Rolling Stones Fans Petitioning For 1969 Live Tapes To Be Released

A petition to see the release of a trio of professionally recorded soundboards from the Rolling Stones‘ November 1969 Madison Square Garden stand has nearly met its goal of 2,500 signatures. Two of the shows were briefly available online as a copyright protection drops before being yanked prior to the masses being able to download them.

In addition to tracks recorded from the band’s November 26th, 1969 gig at the Baltimore Civic Center, the 1970 Get Yer Ya-Ya’s Out: The Rolling Stones In Concert album was culled from the Stones’ November 27th and 28th MSG performances. In 1970, there was extensive post-production added to the raw tapes by Mick Jagger and Keith Richards at London’s Olympic Studios.

According to the petition, which at press time was at 2,061 signatures:

We, in the Rolling Stones fan-base community are strongly advocating for a release of a potential box set containing all three of the professionally recorded shows from Madison Square Garden utilized for the Get Yer Ya-Ya’s Out live in-concert album. Glyn Johns, legendary engineer and producer who recorded these brilliant performances on 11/27/69 & 11/28/69, was fortunate to capture the Rolling Stones at the peak of their powers. By the time they reached the east coast, the Stones had played over a dozen shows and were musically tight and commanding.

By all accounts, from fans and critics alike, the Madison Square Garden shows were arguably the best performed shows of the ’69 US tour.

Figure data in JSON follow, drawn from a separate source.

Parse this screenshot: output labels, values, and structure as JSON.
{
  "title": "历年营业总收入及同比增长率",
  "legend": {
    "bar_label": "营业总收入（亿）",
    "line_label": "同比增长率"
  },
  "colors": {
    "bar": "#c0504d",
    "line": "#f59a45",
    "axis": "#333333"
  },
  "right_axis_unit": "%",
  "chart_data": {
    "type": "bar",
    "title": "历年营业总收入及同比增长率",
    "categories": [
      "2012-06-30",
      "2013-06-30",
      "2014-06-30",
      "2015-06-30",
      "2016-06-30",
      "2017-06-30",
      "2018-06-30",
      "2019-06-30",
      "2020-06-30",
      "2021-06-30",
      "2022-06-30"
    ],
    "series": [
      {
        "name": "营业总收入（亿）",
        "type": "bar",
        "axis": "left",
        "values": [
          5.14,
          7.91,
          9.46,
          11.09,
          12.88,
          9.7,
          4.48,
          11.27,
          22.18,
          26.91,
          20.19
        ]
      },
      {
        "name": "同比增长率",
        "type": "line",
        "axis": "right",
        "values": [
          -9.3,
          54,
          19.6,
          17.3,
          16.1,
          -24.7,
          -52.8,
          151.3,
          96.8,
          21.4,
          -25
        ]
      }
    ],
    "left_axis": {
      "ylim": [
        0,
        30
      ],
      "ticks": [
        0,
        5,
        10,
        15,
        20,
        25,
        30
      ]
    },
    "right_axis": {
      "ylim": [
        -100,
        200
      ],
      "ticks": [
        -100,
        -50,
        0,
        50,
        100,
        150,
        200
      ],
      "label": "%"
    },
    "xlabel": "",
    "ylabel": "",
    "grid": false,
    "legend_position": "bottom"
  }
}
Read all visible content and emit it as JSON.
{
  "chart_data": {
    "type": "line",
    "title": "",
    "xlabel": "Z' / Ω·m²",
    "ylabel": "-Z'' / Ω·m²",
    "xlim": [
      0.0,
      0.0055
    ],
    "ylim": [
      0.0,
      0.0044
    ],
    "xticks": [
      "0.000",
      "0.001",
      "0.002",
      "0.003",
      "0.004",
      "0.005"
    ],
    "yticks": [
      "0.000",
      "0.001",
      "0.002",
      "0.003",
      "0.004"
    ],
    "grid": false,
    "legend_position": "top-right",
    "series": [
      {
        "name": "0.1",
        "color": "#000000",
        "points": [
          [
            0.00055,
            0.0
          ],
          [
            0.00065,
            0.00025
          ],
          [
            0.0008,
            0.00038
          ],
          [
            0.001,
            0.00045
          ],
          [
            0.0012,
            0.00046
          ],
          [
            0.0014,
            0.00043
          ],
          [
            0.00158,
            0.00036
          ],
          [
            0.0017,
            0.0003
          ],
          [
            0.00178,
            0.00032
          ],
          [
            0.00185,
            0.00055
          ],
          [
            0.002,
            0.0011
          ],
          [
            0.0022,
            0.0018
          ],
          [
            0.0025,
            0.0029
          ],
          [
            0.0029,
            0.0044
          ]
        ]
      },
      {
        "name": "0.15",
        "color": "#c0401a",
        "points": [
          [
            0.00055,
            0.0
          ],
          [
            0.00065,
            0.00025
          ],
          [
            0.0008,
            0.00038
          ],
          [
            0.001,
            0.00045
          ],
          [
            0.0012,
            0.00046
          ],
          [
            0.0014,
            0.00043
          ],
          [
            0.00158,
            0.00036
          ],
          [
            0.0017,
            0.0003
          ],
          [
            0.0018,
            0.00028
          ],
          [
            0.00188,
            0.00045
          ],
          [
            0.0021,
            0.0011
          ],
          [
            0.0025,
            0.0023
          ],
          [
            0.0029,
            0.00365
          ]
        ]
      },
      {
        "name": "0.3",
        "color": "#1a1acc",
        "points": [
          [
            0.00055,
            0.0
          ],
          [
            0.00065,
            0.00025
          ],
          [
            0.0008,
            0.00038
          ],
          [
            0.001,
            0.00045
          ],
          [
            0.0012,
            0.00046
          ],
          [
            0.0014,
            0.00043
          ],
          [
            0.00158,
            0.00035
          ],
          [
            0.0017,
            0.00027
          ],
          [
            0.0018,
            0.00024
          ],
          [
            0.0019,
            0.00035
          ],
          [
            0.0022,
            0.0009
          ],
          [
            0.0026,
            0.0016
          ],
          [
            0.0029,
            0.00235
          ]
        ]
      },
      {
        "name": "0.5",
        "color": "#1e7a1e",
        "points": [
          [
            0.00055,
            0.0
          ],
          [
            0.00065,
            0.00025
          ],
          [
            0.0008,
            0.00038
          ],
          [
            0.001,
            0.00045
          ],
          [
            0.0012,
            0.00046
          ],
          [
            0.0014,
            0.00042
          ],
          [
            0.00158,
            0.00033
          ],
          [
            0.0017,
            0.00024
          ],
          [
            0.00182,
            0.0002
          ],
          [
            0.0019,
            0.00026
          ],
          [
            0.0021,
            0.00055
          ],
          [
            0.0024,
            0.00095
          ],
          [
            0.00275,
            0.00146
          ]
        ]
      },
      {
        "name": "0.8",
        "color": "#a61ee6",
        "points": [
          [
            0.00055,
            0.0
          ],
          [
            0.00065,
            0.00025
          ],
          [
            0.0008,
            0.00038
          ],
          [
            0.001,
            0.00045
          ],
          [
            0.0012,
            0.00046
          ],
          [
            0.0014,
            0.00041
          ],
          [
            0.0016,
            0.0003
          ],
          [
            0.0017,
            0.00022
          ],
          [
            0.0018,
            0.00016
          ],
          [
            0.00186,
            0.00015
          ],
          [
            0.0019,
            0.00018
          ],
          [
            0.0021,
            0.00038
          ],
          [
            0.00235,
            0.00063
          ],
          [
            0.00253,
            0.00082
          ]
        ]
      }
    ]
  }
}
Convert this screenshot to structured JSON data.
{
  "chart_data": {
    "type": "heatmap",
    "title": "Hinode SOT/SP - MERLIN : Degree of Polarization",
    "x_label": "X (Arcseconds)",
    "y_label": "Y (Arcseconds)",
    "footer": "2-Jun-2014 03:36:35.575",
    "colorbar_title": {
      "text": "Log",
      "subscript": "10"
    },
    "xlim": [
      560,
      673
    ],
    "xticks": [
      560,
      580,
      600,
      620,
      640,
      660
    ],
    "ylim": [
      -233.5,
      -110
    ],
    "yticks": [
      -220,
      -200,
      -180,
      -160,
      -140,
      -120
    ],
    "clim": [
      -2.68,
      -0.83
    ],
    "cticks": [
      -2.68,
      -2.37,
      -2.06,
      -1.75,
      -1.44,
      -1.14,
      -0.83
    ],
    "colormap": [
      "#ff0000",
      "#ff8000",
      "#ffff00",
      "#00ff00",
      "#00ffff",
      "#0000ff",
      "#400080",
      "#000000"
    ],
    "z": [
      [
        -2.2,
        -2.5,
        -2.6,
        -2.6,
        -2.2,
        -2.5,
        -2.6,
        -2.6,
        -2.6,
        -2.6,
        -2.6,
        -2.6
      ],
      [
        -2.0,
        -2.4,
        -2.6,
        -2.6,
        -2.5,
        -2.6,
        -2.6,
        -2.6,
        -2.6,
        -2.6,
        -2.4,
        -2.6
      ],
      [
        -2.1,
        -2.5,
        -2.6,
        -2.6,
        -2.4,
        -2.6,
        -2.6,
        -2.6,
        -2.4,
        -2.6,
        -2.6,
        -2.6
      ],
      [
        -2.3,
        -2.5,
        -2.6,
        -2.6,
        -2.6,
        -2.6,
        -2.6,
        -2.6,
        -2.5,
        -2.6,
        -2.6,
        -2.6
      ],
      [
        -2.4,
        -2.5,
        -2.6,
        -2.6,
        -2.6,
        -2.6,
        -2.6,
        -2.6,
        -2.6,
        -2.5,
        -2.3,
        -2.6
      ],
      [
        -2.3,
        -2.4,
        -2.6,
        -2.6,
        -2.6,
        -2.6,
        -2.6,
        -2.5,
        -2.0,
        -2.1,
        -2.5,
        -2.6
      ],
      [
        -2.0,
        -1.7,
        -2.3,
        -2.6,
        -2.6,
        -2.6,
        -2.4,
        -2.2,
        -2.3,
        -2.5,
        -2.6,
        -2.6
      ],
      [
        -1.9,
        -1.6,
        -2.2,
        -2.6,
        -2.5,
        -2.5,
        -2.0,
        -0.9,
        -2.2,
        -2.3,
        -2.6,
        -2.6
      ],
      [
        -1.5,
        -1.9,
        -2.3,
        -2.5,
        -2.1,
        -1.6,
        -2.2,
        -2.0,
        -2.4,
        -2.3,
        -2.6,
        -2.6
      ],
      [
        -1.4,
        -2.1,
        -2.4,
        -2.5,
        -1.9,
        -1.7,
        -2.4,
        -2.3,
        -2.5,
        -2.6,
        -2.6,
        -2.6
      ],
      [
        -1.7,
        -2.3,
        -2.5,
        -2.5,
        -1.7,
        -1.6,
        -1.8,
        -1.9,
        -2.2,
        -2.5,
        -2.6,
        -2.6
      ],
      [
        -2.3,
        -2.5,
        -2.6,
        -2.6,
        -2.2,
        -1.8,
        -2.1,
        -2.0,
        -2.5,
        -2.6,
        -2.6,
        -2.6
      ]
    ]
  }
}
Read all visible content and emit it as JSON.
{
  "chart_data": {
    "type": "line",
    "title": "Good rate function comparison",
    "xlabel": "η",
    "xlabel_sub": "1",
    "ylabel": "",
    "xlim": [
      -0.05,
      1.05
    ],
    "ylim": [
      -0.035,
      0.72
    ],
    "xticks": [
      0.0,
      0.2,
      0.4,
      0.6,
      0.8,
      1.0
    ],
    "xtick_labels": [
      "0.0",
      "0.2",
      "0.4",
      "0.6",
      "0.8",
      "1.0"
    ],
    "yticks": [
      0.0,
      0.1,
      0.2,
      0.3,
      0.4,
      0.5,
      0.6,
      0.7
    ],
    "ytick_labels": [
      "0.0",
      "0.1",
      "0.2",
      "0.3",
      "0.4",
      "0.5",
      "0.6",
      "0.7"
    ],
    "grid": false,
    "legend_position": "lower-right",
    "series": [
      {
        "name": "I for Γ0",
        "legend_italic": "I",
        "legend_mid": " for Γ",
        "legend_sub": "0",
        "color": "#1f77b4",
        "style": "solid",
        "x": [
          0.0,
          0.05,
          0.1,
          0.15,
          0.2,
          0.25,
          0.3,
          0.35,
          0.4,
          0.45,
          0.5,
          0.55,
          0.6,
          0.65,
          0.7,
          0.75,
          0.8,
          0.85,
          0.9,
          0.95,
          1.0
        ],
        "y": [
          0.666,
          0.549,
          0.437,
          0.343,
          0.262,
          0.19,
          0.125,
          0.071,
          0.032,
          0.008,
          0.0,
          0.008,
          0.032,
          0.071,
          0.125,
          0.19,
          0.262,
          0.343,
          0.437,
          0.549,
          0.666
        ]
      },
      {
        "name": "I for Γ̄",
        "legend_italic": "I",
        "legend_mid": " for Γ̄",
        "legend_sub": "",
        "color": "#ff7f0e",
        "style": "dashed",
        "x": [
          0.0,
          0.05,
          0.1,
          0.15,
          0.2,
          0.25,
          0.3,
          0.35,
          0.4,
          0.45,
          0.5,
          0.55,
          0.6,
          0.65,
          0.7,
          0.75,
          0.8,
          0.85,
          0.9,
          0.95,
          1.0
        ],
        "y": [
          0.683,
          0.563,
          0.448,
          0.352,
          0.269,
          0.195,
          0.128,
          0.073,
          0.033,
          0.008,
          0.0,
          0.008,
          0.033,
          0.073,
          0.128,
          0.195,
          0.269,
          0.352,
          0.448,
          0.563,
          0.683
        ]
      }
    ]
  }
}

We, in the Stones fan-base community have longed to hear all three of the MSG shows (minus the excessive vocal/instrumental overdubs & extraneous editing), released in excellent quality, exactly as they were played in order to experience a true representation of being at a Rolling Stones concert in 1969! Why release all three MSG shows- given that there was minor variability in the setlists?

20 years after the fact, Keith Richards looked back at the Stones’ ’69 North American tour as the road trek that brought about the band’s modern era: “Suddenly you had to work with P.A. systems. Instead of playing full-blast just bro try to penetrate the audience, then suddenly — it’s back to learning how to play onstage again. So for us, it was all like a school again, the ’69 tour.”